Twinflower – a Hopeful Story

Twinflower (Linnaea borealis) Photo By Walter Siegmund – Own work, CC BY 2.5, https://commons.wikimedia.org/w/index.php?curid=2283836

Dear Readers, I have never seen Twinflower, and the chances are that unless you’re livijng in Scotland and have access to a Caledonian pinewood, you haven’t either. Which is a shame, because this is one of those fairy flowers, tucked away beneath the heather and the blaeberry, with the Scots pines towering over head. In case you’re not sure why it’s called Twinflower, have a look at this:

Photo By Walter Siegmund (talk) – Own work, CC BY-SA 3.0, https://commons.wikimedia.org/w/index.php?curid=12083429

What has happened is that as the pinewoods have become more and more fragmented, pollination no longer works, as the bees have to fly too far to find other populations, and the plants cannot be self-pollinated. Instead, they grow into colonies like the one in the first photo, which means that all the individual flowers are genetically identical – clones. This means that they are at risk from any gene that is dangerous because there are no plants to provide any diversity, and if conditions change they are especially vulnerable.

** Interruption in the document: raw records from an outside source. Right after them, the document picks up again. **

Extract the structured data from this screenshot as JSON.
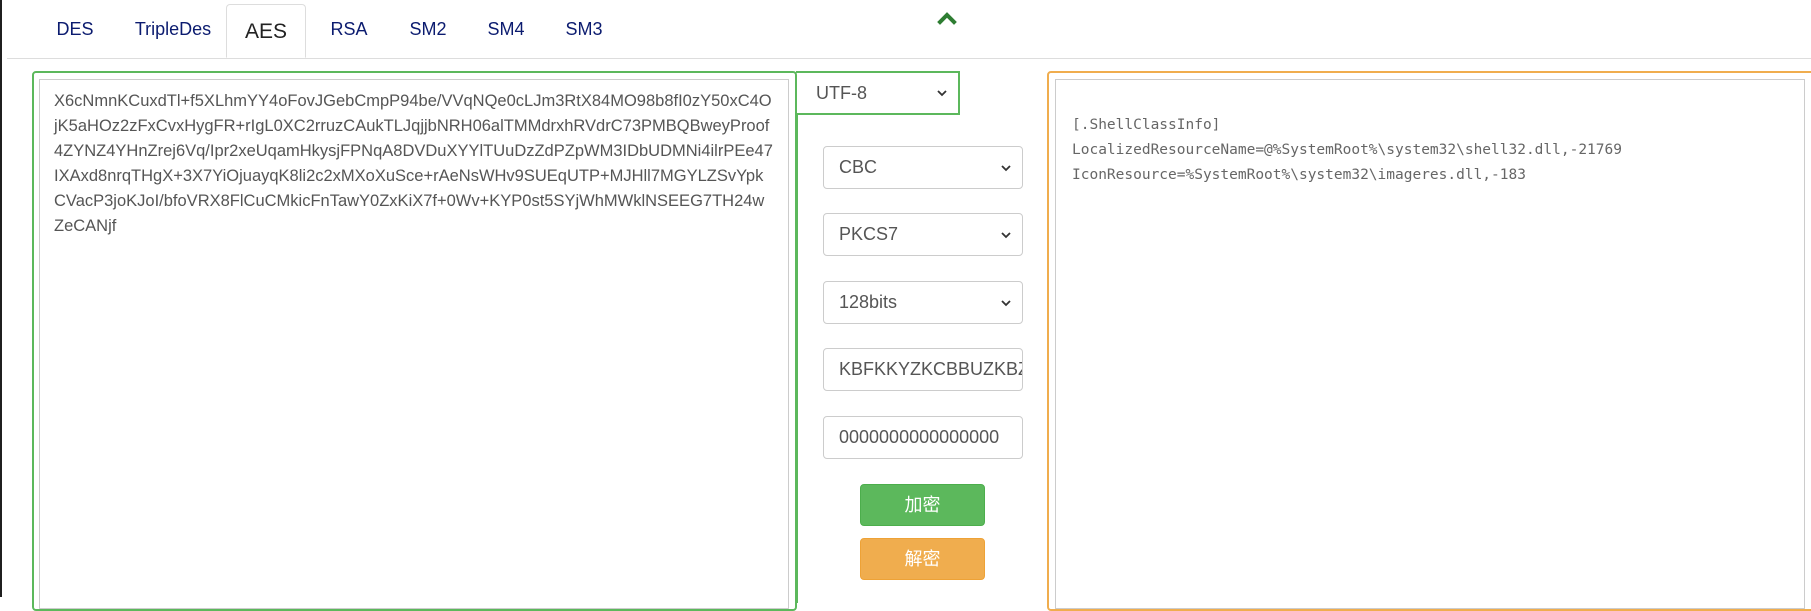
{
  "tabs": [
    {
      "label": "DES",
      "active": false
    },
    {
      "label": "TripleDes",
      "active": false
    },
    {
      "label": "AES",
      "active": true
    },
    {
      "label": "RSA",
      "active": false
    },
    {
      "label": "SM2",
      "active": false
    },
    {
      "label": "SM4",
      "active": false
    },
    {
      "label": "SM3",
      "active": false
    }
  ],
  "collapse_icon": "chevron-up-icon",
  "input": {
    "text": "X6cNmnKCuxdTl+f5XLhmYY4oFovJGebCmpP94be/VVqNQe0cLJm3RtX84MO98b8fI0zY50xC4OjK5aHOz2zFxCvxHygFR+rIgL0XC2rruzCAukTLJqjjbNRH06alTMMdrxhRVdrC73PMBQBweyProof4ZYNZ4YHnZrej6Vq/Ipr2xeUqamHkysjFPNqA8DVDuXYYlTUuDzZdPZpWM3IDbUDMNi4ilrPEe47IXAxd8nrqTHgX+3X7YiOjuayqK8li2c2xMXoXuSce+rAeNsWHv9SUEqUTP+MJHll7MGYLZSvYpkCVacP3joKJoI/bfoVRX8FlCuCMkicFnTawY0ZxKiX7f+0Wv+KYP0st5SYjWhMWklNSEEG7TH24wZeCANjf"
  },
  "settings": {
    "encoding": "UTF-8",
    "mode": "CBC",
    "padding": "PKCS7",
    "key_size": "128bits",
    "key": "KBFKKYZKCBBUZKBZ",
    "iv": "0000000000000000"
  },
  "buttons": {
    "encrypt": "加密",
    "decrypt": "解密"
  },
  "output": {
    "text": "[.ShellClassInfo]\nLocalizedResourceName=@%SystemRoot%\\system32\\shell32.dll,-21769\nIconResource=%SystemRoot%\\system32\\imageres.dll,-183"
  },
  "colors": {
    "success": "#5cb85c",
    "warning": "#f0ad4e",
    "tab_text": "#0b1b6f"
  }
}
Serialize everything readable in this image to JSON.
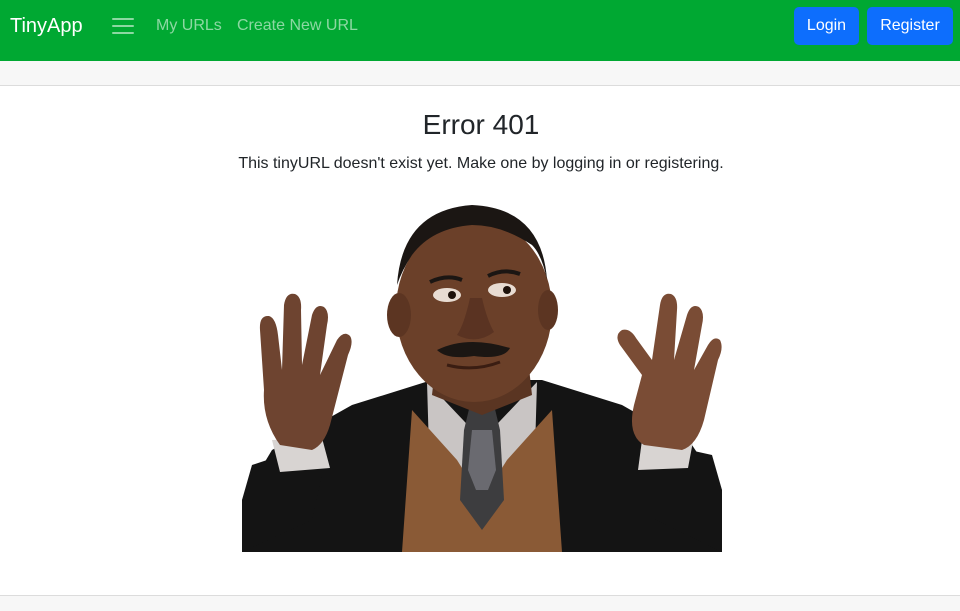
{
  "navbar": {
    "brand": "TinyApp",
    "toggler_icon": "hamburger-menu-icon",
    "links": [
      "My URLs",
      "Create New URL"
    ],
    "login_label": "Login",
    "register_label": "Register",
    "background_color": "#00a832",
    "button_color": "#0d6efd"
  },
  "main": {
    "title": "Error 401",
    "message": "This tinyURL doesn't exist yet. Make one by logging in or registering.",
    "image_subject": "shrugging-man-photo"
  }
}
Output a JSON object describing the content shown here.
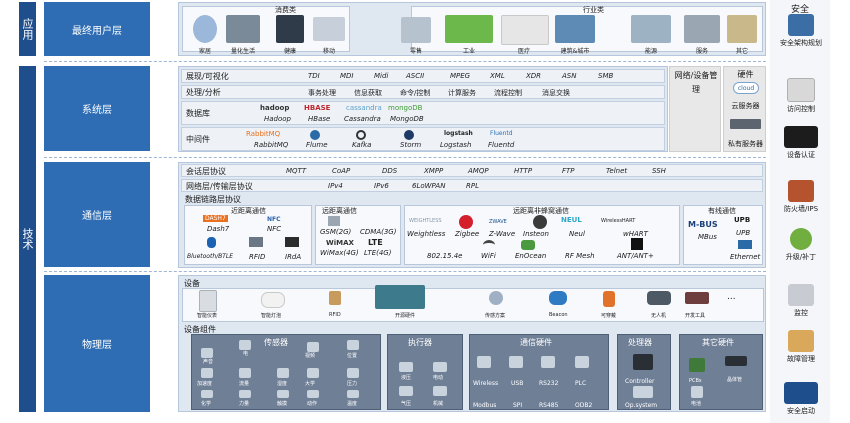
{
  "left_labels": {
    "app": "应用",
    "tech": "技术"
  },
  "layers": {
    "end_user": "最终用户层",
    "system": "系统层",
    "comm": "通信层",
    "physical": "物理层"
  },
  "end_user": {
    "consumer_title": "消费类",
    "industry_title": "行业类",
    "items": [
      "家居",
      "量化生活",
      "健康",
      "移动",
      "零售",
      "工业",
      "医疗",
      "建筑&城市",
      "能源",
      "服务",
      "其它"
    ]
  },
  "system": {
    "rows": [
      {
        "label": "展现/可视化",
        "items": [
          "TDI",
          "MDI",
          "Midi",
          "ASCII",
          "MPEG",
          "XML",
          "XDR",
          "ASN",
          "SMB"
        ]
      },
      {
        "label": "处理/分析",
        "items": [
          "事务处理",
          "信息获取",
          "命令/控制",
          "计算服务",
          "流程控制",
          "消息交换"
        ]
      },
      {
        "label": "数据库",
        "items": [
          "Hadoop",
          "HBase",
          "Cassandra",
          "MongoDB"
        ]
      },
      {
        "label": "中间件",
        "items": [
          "RabbitMQ",
          "Flume",
          "Kafka",
          "Storm",
          "Logstash",
          "Fluentd"
        ]
      }
    ],
    "logos": {
      "hadoop": "hadoop",
      "hbase": "HBASE",
      "cassandra": "cassandra",
      "mongodb": "mongoDB",
      "rabbitmq": "RabbitMQ",
      "logstash": "logstash",
      "fluentd": "Fluentd"
    },
    "net_mgmt": "网络/设备管理",
    "hardware_title": "硬件",
    "cloud_logo": "cloud",
    "cloud_server": "云服务器",
    "private_server": "私有服务器"
  },
  "comm": {
    "session": {
      "label": "会话层协议",
      "items": [
        "MQTT",
        "CoAP",
        "DDS",
        "XMPP",
        "AMQP",
        "HTTP",
        "FTP",
        "Telnet",
        "SSH"
      ]
    },
    "network": {
      "label": "网络层/传输层协议",
      "items": [
        "IPv4",
        "IPv6",
        "6LoWPAN",
        "RPL"
      ]
    },
    "datalink": {
      "label": "数据链路层协议"
    },
    "near": {
      "title": "近距离通信",
      "items": [
        "Dash7",
        "NFC",
        "Bluetooth/BTLE",
        "RFID",
        "IRdA"
      ],
      "logos": {
        "dash7": "DASH7",
        "nfc": "NFC"
      }
    },
    "far": {
      "title": "远距离通信",
      "items": [
        "GSM(2G)",
        "CDMA(3G)",
        "WiMax(4G)",
        "LTE(4G)"
      ],
      "logos": {
        "wimax": "WiMAX",
        "lte": "LTE"
      }
    },
    "wireless": {
      "title": "远距离非蜂窝通信",
      "items": [
        "Weightless",
        "Zigbee",
        "Z-Wave",
        "Insteon",
        "Neul",
        "wHART",
        "802.15.4e",
        "WiFi",
        "EnOcean",
        "RF Mesh",
        "ANT/ANT+"
      ],
      "logos": {
        "weightless": "WEIGHTLESS",
        "zwave": "ZWAVE",
        "neul": "NEUL",
        "whart": "WirelessHART"
      }
    },
    "wired": {
      "title": "有线通信",
      "items": [
        "MBus",
        "UPB",
        "Ethernet"
      ],
      "logos": {
        "mbus": "M-BUS",
        "upb": "UPB"
      }
    }
  },
  "physical": {
    "devices_label": "设备",
    "devices": [
      "智能仪表",
      "智能灯泡",
      "RFID",
      "开源硬件",
      "传感方案",
      "Beacon",
      "可穿戴",
      "无人机",
      "开发工具"
    ],
    "more": "...",
    "components_label": "设备组件",
    "sensors": {
      "title": "传感器",
      "items": [
        "声音",
        "电",
        "视频",
        "位置",
        "加速度",
        "流量",
        "湿度",
        "大学",
        "压力",
        "化学",
        "力量",
        "触摸",
        "动作",
        "温度"
      ]
    },
    "actuators": {
      "title": "执行器",
      "items": [
        "液压",
        "电动",
        "气压",
        "机械"
      ]
    },
    "comm_hw": {
      "title": "通信硬件",
      "items": [
        "Wireless",
        "USB",
        "RS232",
        "PLC",
        "Modbus",
        "SPI",
        "RS485",
        "ODB2"
      ]
    },
    "processor": {
      "title": "处理器",
      "items": [
        "Controller",
        "Op.system"
      ]
    },
    "other_hw": {
      "title": "其它硬件",
      "items": [
        "PCBs",
        "晶体管",
        "电池"
      ]
    }
  },
  "security": {
    "title": "安全",
    "items": [
      "安全架构规划",
      "访问控制",
      "设备认证",
      "防火墙/IPS",
      "升级/补丁",
      "监控",
      "故障管理",
      "安全启动"
    ]
  }
}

Enter the Cairngorms Rare Plants and Wild Connections Project. They are helping the plants do what they can’t do on their own – meet new plants. Some members of the group have been nurturing cuttings from the original plants in their own gardens, and the young plants are now robust enough to be planted in the wild, at ten sites across the Cairngorms. Within ten years, the hope is that the plants will be producing seed themselves which will cross-pollinate with the existing plants and create colonies of their own. Let’s hope that this is the start of a whole new lease  of life for Twinflower. After all, this flower such a favourite with the father of taxonomy, Linnaeus, that the whole genus of Twinflowers, Linnaea, was named after him.